As lockdown became the new ‘normal’ the van started calling. It was my home and I was getting home-sick. The government message was ‘Stay at Home’ so I took that literally and went for a tentative drive along deserted streets. Once I felt more confident I went to a few quiet places and parked up to make a coffee. I went to a beauty spot and watched the sun go down before bedding down for the night and even had a conversation with the Police (not the band).
“Hello, Sir. We’re just wondering why you’re not at home.”
“I am at home, Officer.”
You can imagine the rest. A polite exchange that nonetheless ended with me being asked to move on. Even so, I realized I could survive. I could cook, sleep, and tether the internet from my phone. With the exception of long trips, I was back! I breathed a huge sigh of relief. Probably for the first time I saw my van as more than a place to sleep and work. I re-organized and de-cluttered it. I fell in love with it again. I started to see how my van was key to my wellbeing. My girlfriend and her boys came and had dinner with me whilst watching the sunset. After all, we were isolated and still following all guidelines. We started living again with the van as a central part of our freedom.

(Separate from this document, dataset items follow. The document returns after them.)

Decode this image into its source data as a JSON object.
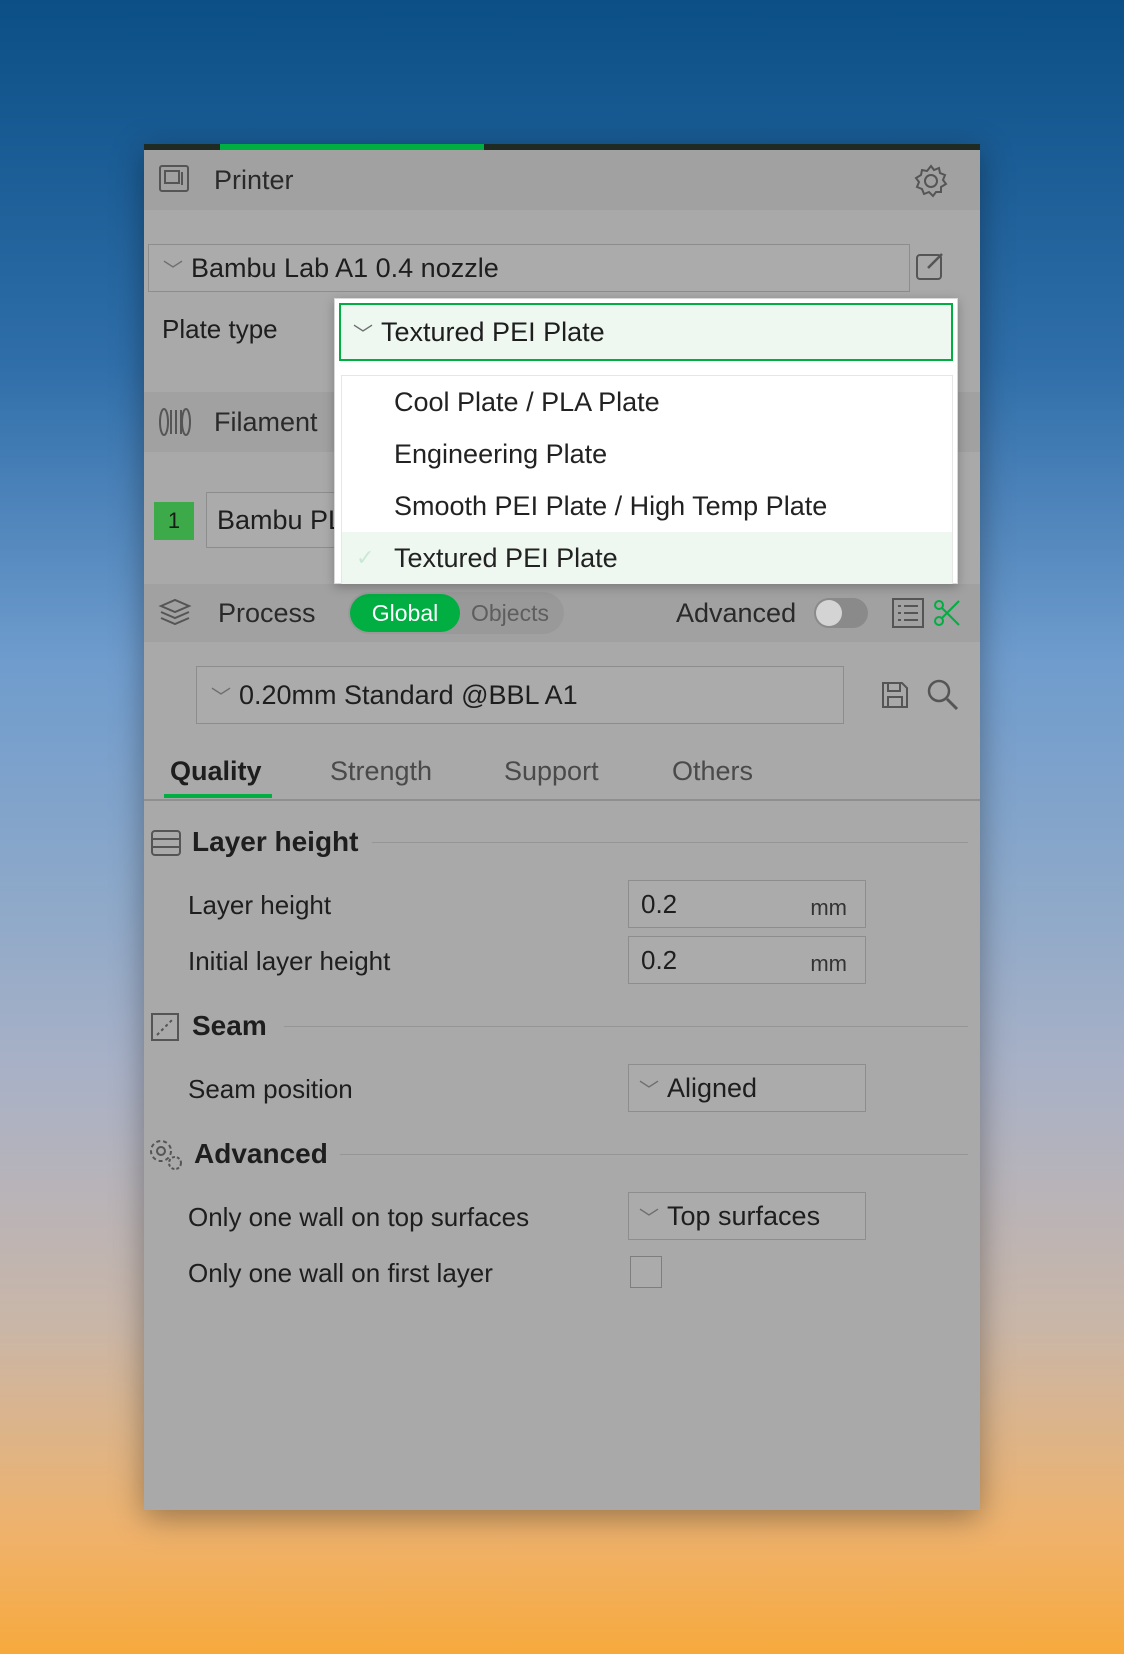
{
  "printer": {
    "title": "Printer",
    "preset": "Bambu Lab A1 0.4 nozzle",
    "plate_type_label": "Plate type",
    "plate_type_value": "Textured PEI Plate",
    "plate_options": [
      {
        "label": "Cool Plate / PLA Plate",
        "selected": false
      },
      {
        "label": "Engineering Plate",
        "selected": false
      },
      {
        "label": "Smooth PEI Plate / High Temp Plate",
        "selected": false
      },
      {
        "label": "Textured PEI Plate",
        "selected": true
      }
    ]
  },
  "filament": {
    "title": "Filament",
    "slot_number": "1",
    "preset": "Bambu PL"
  },
  "process": {
    "title": "Process",
    "toggle_global": "Global",
    "toggle_objects": "Objects",
    "advanced_label": "Advanced",
    "advanced_on": false,
    "preset": "0.20mm Standard @BBL A1",
    "tabs": [
      "Quality",
      "Strength",
      "Support",
      "Others"
    ],
    "active_tab": "Quality"
  },
  "groups": {
    "layer_height": {
      "title": "Layer height",
      "layer_height_label": "Layer height",
      "layer_height_value": "0.2",
      "initial_layer_height_label": "Initial layer height",
      "initial_layer_height_value": "0.2",
      "unit": "mm"
    },
    "seam": {
      "title": "Seam",
      "seam_position_label": "Seam position",
      "seam_position_value": "Aligned"
    },
    "advanced": {
      "title": "Advanced",
      "one_wall_top_label": "Only one wall on top surfaces",
      "one_wall_top_value": "Top surfaces",
      "one_wall_first_label": "Only one wall on first layer",
      "one_wall_first_checked": false
    }
  },
  "colors": {
    "accent": "#00ae42",
    "panel": "#a9a9a9",
    "filament_slot": "#3daa4a"
  }
}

Pre-Lockdown I saw the van as my home but I never fully appreciated what that meant.
Now I’m convinced that it’s been the key to surviving lockdown for me at least. If I thought it before I now definitely don’t see a time when I will ever be without a van of some kind. The original B-Side to Queens Bohemian Rhapsody is Roger Taylor’s epic ‘I’m in love with my car’. And I am. And back in love with life and all it has to offer. The future is bright once more and if this is the new normal for van-life then I’m more than ok with that.